Камень пришлось переваливать поверху. Сунулся было старик в залив, да там у берегов такая весенняя кутерьма, что и не пройдешь. Дядя Терень даже испугался: не ошибся ли в сроках? Весна, выходит, ранняя.

«У нас дома уж небось давно и отпахались и отсеялись! – умильно думает дядя Терень. – Озимь уж, поди, в трубку пошла. Какая-то весна была дома? Хорошо б, дружная!»

И он вспоминает родную сторонку. По привычке он все еще говорит: у нас дома, в деревне. А в деревне, поди, никто уж и не помнит его. Кто помнил, забыл, а кто не знал, тому и вовсе дела нет до того, есть на свете дядя Терень или нет его.

Только дядя Терень все помнит, что губернии он Пермской, уезда Шадринского, а здесь он человек пришлый, временный, хоть и живет тринадцать лет.

Охотничьи дела и крестьянские заботы – все смешалось в дяде Терене, он и сам не знает, какие ему ближе. А тут еще с бабенкой Арсения хлопоты. И Трофимовой – молоко, и Митяю – нож. Вот Митяй – уж тот свою линию знает. Он не шадринский, нет.

Так размышляя, идет дядя Терень по тундре, и каждый камень ему тут знаком, каждая дверь открыта, каждое сердце распахивается перед ним радушно и доверчиво. Он входит в чужие избы, и сразу же чужая жизнь, чужие дела и заботы становятся его делами и его заботами.

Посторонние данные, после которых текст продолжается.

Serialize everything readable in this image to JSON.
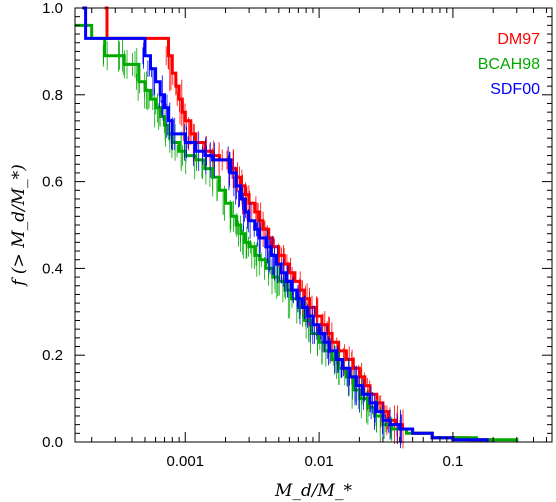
{
  "chart_data": {
    "type": "line",
    "title": "",
    "xlabel": "M_d/M_*",
    "ylabel": "f (> M_d/M_*)",
    "xscale": "log",
    "xlim": [
      0.00015,
      0.55
    ],
    "ylim": [
      0.0,
      1.0
    ],
    "grid": false,
    "legend_position": "top-right",
    "x_ticks": [
      {
        "value": 0.001,
        "label": "0.001"
      },
      {
        "value": 0.01,
        "label": "0.01"
      },
      {
        "value": 0.1,
        "label": "0.1"
      }
    ],
    "y_ticks": [
      {
        "value": 0.0,
        "label": "0.0"
      },
      {
        "value": 0.2,
        "label": "0.2"
      },
      {
        "value": 0.4,
        "label": "0.4"
      },
      {
        "value": 0.6,
        "label": "0.6"
      },
      {
        "value": 0.8,
        "label": "0.8"
      },
      {
        "value": 1.0,
        "label": "1.0"
      }
    ],
    "series": [
      {
        "name": "DM97",
        "color": "#ff0000",
        "points": [
          [
            0.00025,
            1.0
          ],
          [
            0.00026,
            0.93
          ],
          [
            0.0007,
            0.93
          ],
          [
            0.00075,
            0.89
          ],
          [
            0.0008,
            0.85
          ],
          [
            0.00085,
            0.82
          ],
          [
            0.0009,
            0.79
          ],
          [
            0.00095,
            0.76
          ],
          [
            0.001,
            0.74
          ],
          [
            0.0011,
            0.71
          ],
          [
            0.0012,
            0.69
          ],
          [
            0.0014,
            0.67
          ],
          [
            0.0016,
            0.66
          ],
          [
            0.0018,
            0.65
          ],
          [
            0.0021,
            0.65
          ],
          [
            0.0022,
            0.63
          ],
          [
            0.0024,
            0.61
          ],
          [
            0.0026,
            0.59
          ],
          [
            0.0028,
            0.57
          ],
          [
            0.003,
            0.55
          ],
          [
            0.0033,
            0.53
          ],
          [
            0.0036,
            0.51
          ],
          [
            0.0038,
            0.49
          ],
          [
            0.0042,
            0.47
          ],
          [
            0.0045,
            0.45
          ],
          [
            0.005,
            0.43
          ],
          [
            0.0055,
            0.41
          ],
          [
            0.006,
            0.39
          ],
          [
            0.0066,
            0.37
          ],
          [
            0.0072,
            0.35
          ],
          [
            0.0078,
            0.33
          ],
          [
            0.0085,
            0.31
          ],
          [
            0.0095,
            0.29
          ],
          [
            0.0105,
            0.27
          ],
          [
            0.0115,
            0.25
          ],
          [
            0.0125,
            0.23
          ],
          [
            0.014,
            0.21
          ],
          [
            0.016,
            0.19
          ],
          [
            0.018,
            0.17
          ],
          [
            0.02,
            0.15
          ],
          [
            0.022,
            0.13
          ],
          [
            0.024,
            0.11
          ],
          [
            0.027,
            0.09
          ],
          [
            0.03,
            0.07
          ],
          [
            0.033,
            0.05
          ],
          [
            0.037,
            0.04
          ],
          [
            0.042,
            0.03
          ],
          [
            0.05,
            0.02
          ],
          [
            0.07,
            0.01
          ],
          [
            0.13,
            0.005
          ],
          [
            0.2,
            0.0
          ]
        ]
      },
      {
        "name": "BCAH98",
        "color": "#00aa00",
        "points": [
          [
            0.00015,
            0.96
          ],
          [
            0.0002,
            0.96
          ],
          [
            0.0002,
            0.93
          ],
          [
            0.00025,
            0.93
          ],
          [
            0.00025,
            0.89
          ],
          [
            0.00033,
            0.89
          ],
          [
            0.00035,
            0.87
          ],
          [
            0.00042,
            0.87
          ],
          [
            0.00045,
            0.83
          ],
          [
            0.0005,
            0.81
          ],
          [
            0.00055,
            0.79
          ],
          [
            0.0006,
            0.77
          ],
          [
            0.00065,
            0.75
          ],
          [
            0.0007,
            0.73
          ],
          [
            0.00075,
            0.71
          ],
          [
            0.0008,
            0.69
          ],
          [
            0.0009,
            0.67
          ],
          [
            0.001,
            0.66
          ],
          [
            0.0012,
            0.65
          ],
          [
            0.0014,
            0.63
          ],
          [
            0.0016,
            0.61
          ],
          [
            0.0018,
            0.58
          ],
          [
            0.002,
            0.55
          ],
          [
            0.0022,
            0.52
          ],
          [
            0.0024,
            0.5
          ],
          [
            0.0026,
            0.48
          ],
          [
            0.0028,
            0.46
          ],
          [
            0.003,
            0.45
          ],
          [
            0.0033,
            0.43
          ],
          [
            0.0036,
            0.42
          ],
          [
            0.004,
            0.4
          ],
          [
            0.0045,
            0.38
          ],
          [
            0.005,
            0.37
          ],
          [
            0.0056,
            0.35
          ],
          [
            0.0062,
            0.33
          ],
          [
            0.007,
            0.31
          ],
          [
            0.0078,
            0.28
          ],
          [
            0.0088,
            0.25
          ],
          [
            0.01,
            0.23
          ],
          [
            0.011,
            0.21
          ],
          [
            0.0125,
            0.19
          ],
          [
            0.014,
            0.17
          ],
          [
            0.016,
            0.15
          ],
          [
            0.018,
            0.12
          ],
          [
            0.02,
            0.1
          ],
          [
            0.023,
            0.08
          ],
          [
            0.026,
            0.06
          ],
          [
            0.03,
            0.04
          ],
          [
            0.035,
            0.03
          ],
          [
            0.045,
            0.02
          ],
          [
            0.07,
            0.01
          ],
          [
            0.15,
            0.005
          ],
          [
            0.3,
            0.0
          ]
        ]
      },
      {
        "name": "SDF00",
        "color": "#0000ff",
        "points": [
          [
            0.00017,
            1.0
          ],
          [
            0.00018,
            0.93
          ],
          [
            0.00045,
            0.93
          ],
          [
            0.0005,
            0.89
          ],
          [
            0.00055,
            0.86
          ],
          [
            0.0006,
            0.83
          ],
          [
            0.00065,
            0.8
          ],
          [
            0.0007,
            0.77
          ],
          [
            0.00075,
            0.74
          ],
          [
            0.0008,
            0.71
          ],
          [
            0.001,
            0.69
          ],
          [
            0.0012,
            0.67
          ],
          [
            0.0014,
            0.66
          ],
          [
            0.0016,
            0.65
          ],
          [
            0.0021,
            0.65
          ],
          [
            0.0022,
            0.62
          ],
          [
            0.0024,
            0.59
          ],
          [
            0.0026,
            0.56
          ],
          [
            0.0028,
            0.53
          ],
          [
            0.003,
            0.51
          ],
          [
            0.0033,
            0.49
          ],
          [
            0.0036,
            0.47
          ],
          [
            0.004,
            0.45
          ],
          [
            0.0044,
            0.43
          ],
          [
            0.0048,
            0.41
          ],
          [
            0.0052,
            0.39
          ],
          [
            0.0057,
            0.37
          ],
          [
            0.0062,
            0.35
          ],
          [
            0.0068,
            0.33
          ],
          [
            0.0075,
            0.31
          ],
          [
            0.0082,
            0.29
          ],
          [
            0.009,
            0.27
          ],
          [
            0.01,
            0.25
          ],
          [
            0.011,
            0.23
          ],
          [
            0.012,
            0.21
          ],
          [
            0.0135,
            0.19
          ],
          [
            0.015,
            0.17
          ],
          [
            0.017,
            0.15
          ],
          [
            0.019,
            0.13
          ],
          [
            0.021,
            0.11
          ],
          [
            0.024,
            0.09
          ],
          [
            0.027,
            0.07
          ],
          [
            0.03,
            0.05
          ],
          [
            0.034,
            0.04
          ],
          [
            0.04,
            0.03
          ],
          [
            0.05,
            0.02
          ],
          [
            0.07,
            0.01
          ],
          [
            0.1,
            0.005
          ],
          [
            0.18,
            0.0
          ]
        ]
      }
    ]
  }
}
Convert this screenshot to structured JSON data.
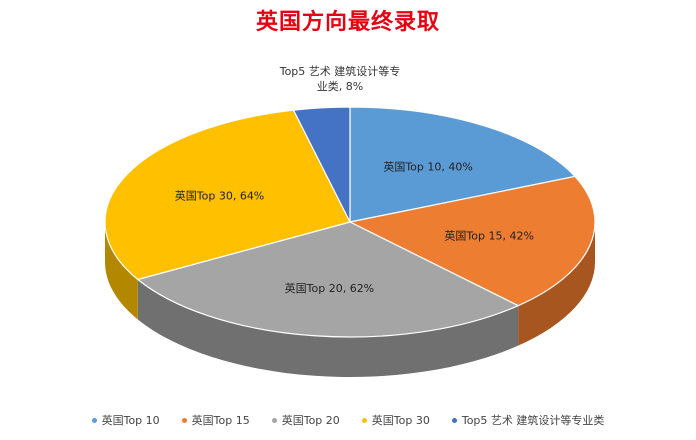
{
  "chart_data": {
    "type": "pie",
    "title": "英国方向最终录取",
    "slices": [
      {
        "name": "英国Top 10",
        "value": 40,
        "label": "英国Top 10, 40%",
        "color": "#5b9bd5",
        "side": "#3d6e9f"
      },
      {
        "name": "英国Top 15",
        "value": 42,
        "label": "英国Top 15, 42%",
        "color": "#ed7d31",
        "side": "#a85620"
      },
      {
        "name": "英国Top 20",
        "value": 62,
        "label": "英国Top 20, 62%",
        "color": "#a5a5a5",
        "side": "#707070"
      },
      {
        "name": "英国Top 30",
        "value": 64,
        "label": "英国Top 30, 64%",
        "color": "#ffc000",
        "side": "#b38700"
      },
      {
        "name": "Top5 艺术 建筑设计等专业类",
        "value": 8,
        "label_lines": [
          "Top5 艺术 建筑设计等专",
          "业类, 8%"
        ],
        "color": "#4472c4",
        "side": "#2e4f8a"
      }
    ],
    "legend_position": "bottom",
    "legend": [
      "英国Top 10",
      "英国Top 15",
      "英国Top 20",
      "英国Top 30",
      "Top5 艺术 建筑设计等专业类"
    ]
  }
}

«А Митяю – нож, – думает старик, подходя к избе Жданова. – Я уж знаю, какой ему надо! Ножны из моржовой кости, а черенок черный, витой».

Жданова в избе нет. В дверь воткнут охотничий нож, на ноже записка: «Дядя Терень! Олень на печи, табак на столе, чарка – сам знаешь где. Скоро приду. Жданов».

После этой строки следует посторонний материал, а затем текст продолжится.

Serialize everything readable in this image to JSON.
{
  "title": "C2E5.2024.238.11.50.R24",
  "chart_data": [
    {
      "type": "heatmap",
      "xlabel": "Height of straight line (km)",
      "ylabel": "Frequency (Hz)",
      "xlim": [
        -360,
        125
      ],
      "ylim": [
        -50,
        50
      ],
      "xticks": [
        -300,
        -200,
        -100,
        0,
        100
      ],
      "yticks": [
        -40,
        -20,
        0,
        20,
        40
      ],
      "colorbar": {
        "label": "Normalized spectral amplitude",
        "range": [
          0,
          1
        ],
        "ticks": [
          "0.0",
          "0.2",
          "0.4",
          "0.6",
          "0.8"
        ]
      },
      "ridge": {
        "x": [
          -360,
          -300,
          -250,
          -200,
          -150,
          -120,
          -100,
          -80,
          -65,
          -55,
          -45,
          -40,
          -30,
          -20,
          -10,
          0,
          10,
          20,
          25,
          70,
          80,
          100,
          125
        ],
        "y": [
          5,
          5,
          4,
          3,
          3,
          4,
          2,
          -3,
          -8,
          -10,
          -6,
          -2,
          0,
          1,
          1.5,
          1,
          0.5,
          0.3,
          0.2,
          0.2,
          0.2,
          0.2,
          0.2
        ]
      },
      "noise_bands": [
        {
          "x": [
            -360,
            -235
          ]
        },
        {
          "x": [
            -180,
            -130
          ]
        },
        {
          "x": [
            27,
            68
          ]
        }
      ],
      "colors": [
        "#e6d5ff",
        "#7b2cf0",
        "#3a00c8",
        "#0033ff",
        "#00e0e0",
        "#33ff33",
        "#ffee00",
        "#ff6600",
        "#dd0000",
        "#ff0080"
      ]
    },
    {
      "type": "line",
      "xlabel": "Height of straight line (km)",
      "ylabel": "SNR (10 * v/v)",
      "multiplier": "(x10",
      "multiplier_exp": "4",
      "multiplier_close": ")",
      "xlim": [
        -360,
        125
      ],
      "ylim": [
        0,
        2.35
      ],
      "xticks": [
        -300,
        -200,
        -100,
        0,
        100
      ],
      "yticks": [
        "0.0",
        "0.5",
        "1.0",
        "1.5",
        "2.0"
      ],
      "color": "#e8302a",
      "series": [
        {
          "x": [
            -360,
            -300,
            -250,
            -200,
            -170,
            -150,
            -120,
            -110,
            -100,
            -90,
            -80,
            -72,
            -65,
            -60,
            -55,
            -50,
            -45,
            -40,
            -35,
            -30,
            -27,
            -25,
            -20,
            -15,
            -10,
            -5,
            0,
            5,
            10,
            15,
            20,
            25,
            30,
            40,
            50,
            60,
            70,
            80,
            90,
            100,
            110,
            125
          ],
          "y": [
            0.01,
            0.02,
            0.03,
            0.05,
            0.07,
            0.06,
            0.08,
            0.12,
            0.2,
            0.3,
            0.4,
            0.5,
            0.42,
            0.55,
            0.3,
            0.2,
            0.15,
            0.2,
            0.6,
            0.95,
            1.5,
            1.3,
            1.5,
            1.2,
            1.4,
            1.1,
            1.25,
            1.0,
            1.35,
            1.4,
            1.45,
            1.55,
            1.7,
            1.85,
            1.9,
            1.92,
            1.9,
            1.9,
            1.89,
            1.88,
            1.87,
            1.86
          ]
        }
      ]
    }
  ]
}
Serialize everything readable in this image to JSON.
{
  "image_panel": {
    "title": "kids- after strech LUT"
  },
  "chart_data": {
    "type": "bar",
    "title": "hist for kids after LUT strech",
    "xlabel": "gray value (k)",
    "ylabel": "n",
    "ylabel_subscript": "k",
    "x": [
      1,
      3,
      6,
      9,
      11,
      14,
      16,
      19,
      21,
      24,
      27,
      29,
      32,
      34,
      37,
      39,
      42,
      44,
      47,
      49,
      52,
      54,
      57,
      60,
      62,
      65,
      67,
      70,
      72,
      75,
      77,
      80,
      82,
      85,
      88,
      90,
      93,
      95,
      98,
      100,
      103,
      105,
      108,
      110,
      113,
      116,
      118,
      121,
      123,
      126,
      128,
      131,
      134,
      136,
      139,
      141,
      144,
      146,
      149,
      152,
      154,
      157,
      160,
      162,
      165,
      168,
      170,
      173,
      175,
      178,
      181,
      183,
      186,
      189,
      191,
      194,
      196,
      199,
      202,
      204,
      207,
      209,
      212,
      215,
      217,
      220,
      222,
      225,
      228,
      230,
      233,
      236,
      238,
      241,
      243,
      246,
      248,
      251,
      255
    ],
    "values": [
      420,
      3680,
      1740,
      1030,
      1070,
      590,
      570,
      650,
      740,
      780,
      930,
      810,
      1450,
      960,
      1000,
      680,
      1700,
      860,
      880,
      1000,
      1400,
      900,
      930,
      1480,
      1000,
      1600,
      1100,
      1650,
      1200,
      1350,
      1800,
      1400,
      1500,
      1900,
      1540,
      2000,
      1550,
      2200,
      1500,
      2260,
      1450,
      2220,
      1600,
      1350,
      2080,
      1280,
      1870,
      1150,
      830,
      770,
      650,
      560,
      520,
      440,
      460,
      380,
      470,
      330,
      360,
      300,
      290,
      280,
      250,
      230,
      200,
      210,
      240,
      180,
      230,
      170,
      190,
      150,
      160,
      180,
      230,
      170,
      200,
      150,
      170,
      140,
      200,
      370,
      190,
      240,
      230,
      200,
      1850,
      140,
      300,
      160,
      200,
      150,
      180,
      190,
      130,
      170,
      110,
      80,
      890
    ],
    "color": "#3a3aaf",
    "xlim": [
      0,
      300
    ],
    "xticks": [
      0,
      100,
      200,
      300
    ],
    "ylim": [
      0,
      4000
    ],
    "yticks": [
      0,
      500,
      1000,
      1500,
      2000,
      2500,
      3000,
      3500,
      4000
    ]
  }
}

Дядя Терень не огорчается. Он и не ждал, что в погожий, солнечный день застанет Жданова дома. Как Трофимов всегда на своей заимке, так Жданов всегда на промысле. Дядя Терень уж привык хозяйничать в избе Жданова без хозяйки.

Жилье Жданова – убогое, холостяцкое. Только оружия много. Оно и на стенах, и на матице, и в углах.

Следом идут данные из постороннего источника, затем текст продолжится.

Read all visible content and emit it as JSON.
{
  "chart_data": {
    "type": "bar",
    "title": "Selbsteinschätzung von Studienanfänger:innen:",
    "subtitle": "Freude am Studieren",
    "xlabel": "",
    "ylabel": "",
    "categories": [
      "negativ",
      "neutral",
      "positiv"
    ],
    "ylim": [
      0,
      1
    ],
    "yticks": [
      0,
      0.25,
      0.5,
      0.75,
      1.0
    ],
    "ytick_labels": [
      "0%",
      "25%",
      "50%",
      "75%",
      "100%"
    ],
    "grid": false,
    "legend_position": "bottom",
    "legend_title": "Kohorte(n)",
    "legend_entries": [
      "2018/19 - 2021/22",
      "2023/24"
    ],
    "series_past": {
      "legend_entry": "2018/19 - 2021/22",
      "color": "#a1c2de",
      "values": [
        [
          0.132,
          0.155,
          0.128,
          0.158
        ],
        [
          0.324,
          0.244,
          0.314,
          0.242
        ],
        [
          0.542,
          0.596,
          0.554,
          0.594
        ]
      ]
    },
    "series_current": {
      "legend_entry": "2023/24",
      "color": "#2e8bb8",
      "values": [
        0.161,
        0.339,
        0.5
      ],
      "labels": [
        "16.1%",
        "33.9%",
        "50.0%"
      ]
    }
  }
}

В холодных сенях висят песцы. Дядя Терень треплет рукой пушистые хвосты, белые с искрой, и улыбается. Теперь хоть и не приходи Жданов, – дядя Терень знает, какую радиограмму надо давать.

Так уж повелось с давних пор: входя в сени Жданова, первый взгляд дядя Терень всегда бросал в «закрома» – каков урожай пушнины? Если урожай хорош, Жданов еще на зиму останется на промысле, если же год был плохой, непромысловый и Жданову нечем покрыть взятый аванс, – он вернется на магистраль. В должниках Жданов ходить не любит. Первоклассный механик, он уходит тогда на завод и целый год отрабатывает свой долг. В это время он ни с кем не говорит о промысле, о тундре, – он только механик первой статьи, профессор своего дела. Но год прошел, долг покрыт, и Жданов, аккуратно завернув инструмент в тряпку, берет на заводе расчет и снова идет на промысел. Потому что не механика, а охота – профессия его души.

Вот отчего дядя Терень, заглянув в «закрома», безошибочно мог сказать: нынче Жданов на промысле останется.

Кроме песцов да оружия, в жилье Жданова смотреть нечего, и дядя Терень, найдя на печи оленину, в заветном месте – спиртишко и на столе – табак в кисете, заправляется и ложится спать. Спит крепко, без снов.

К вечеру с промысла возвращается Жданов. Согнувшись, входит в избу, ставит в угол ружье, отстегивает и бросает на пол пояс, на поясе добыча – гуси.

– Пришел, добытчик! – весело встречает его дядя Терень. – Еще не всю дичь в тундре истребил?

– Не всю, – усмехается Жданов. Улыбка у него неумелая:

глаза больше смеются, чем губы.

– А то, говорят, – продолжает дядя Терень, – зверье на тебя жалобу писать собирается. Нет, говорят, жизни от Жданова.

Жданов раздевается, моется и садится за стол. Присаживается и дядя Терень, предвкушающий беседу. Потому что всякий полярник скажет: хороша чарка с морозу, баня – судороги, но слаще всего беседа с умным человеком, за трубкой.

И старик неторопливо начинает беседу о промысле. С каждым человеком надо о главном говорить: с Трофимовым – о хозяйстве, с Арсением – о женщине, со Ждановым – об охоте, других разговоров с ним начинать не стоит – отмолчится.

– Вот уж и гусь пошел, – говорит дядя Терень, заглядывая в серые глаза Жданова. (Это – приглашение к разговору.)

– Какой это гусь? – усмехается Жданов. – Это гусь несамостоятельный. Настоящего гуся еще нет.

– Пойдет скоро. В Широкой уж лед взломало…

– Да-а? – неохотно переспрашивает Жданов, и беседа угасает, так и не разгоревшись, словно костер из сырых сучьев.

Ну что ж, с умным человеком и помолчать приятно. Оба попыхивают трубками и смотрят в огонь.

Но вот Жданов что-то бормочет себе в усы.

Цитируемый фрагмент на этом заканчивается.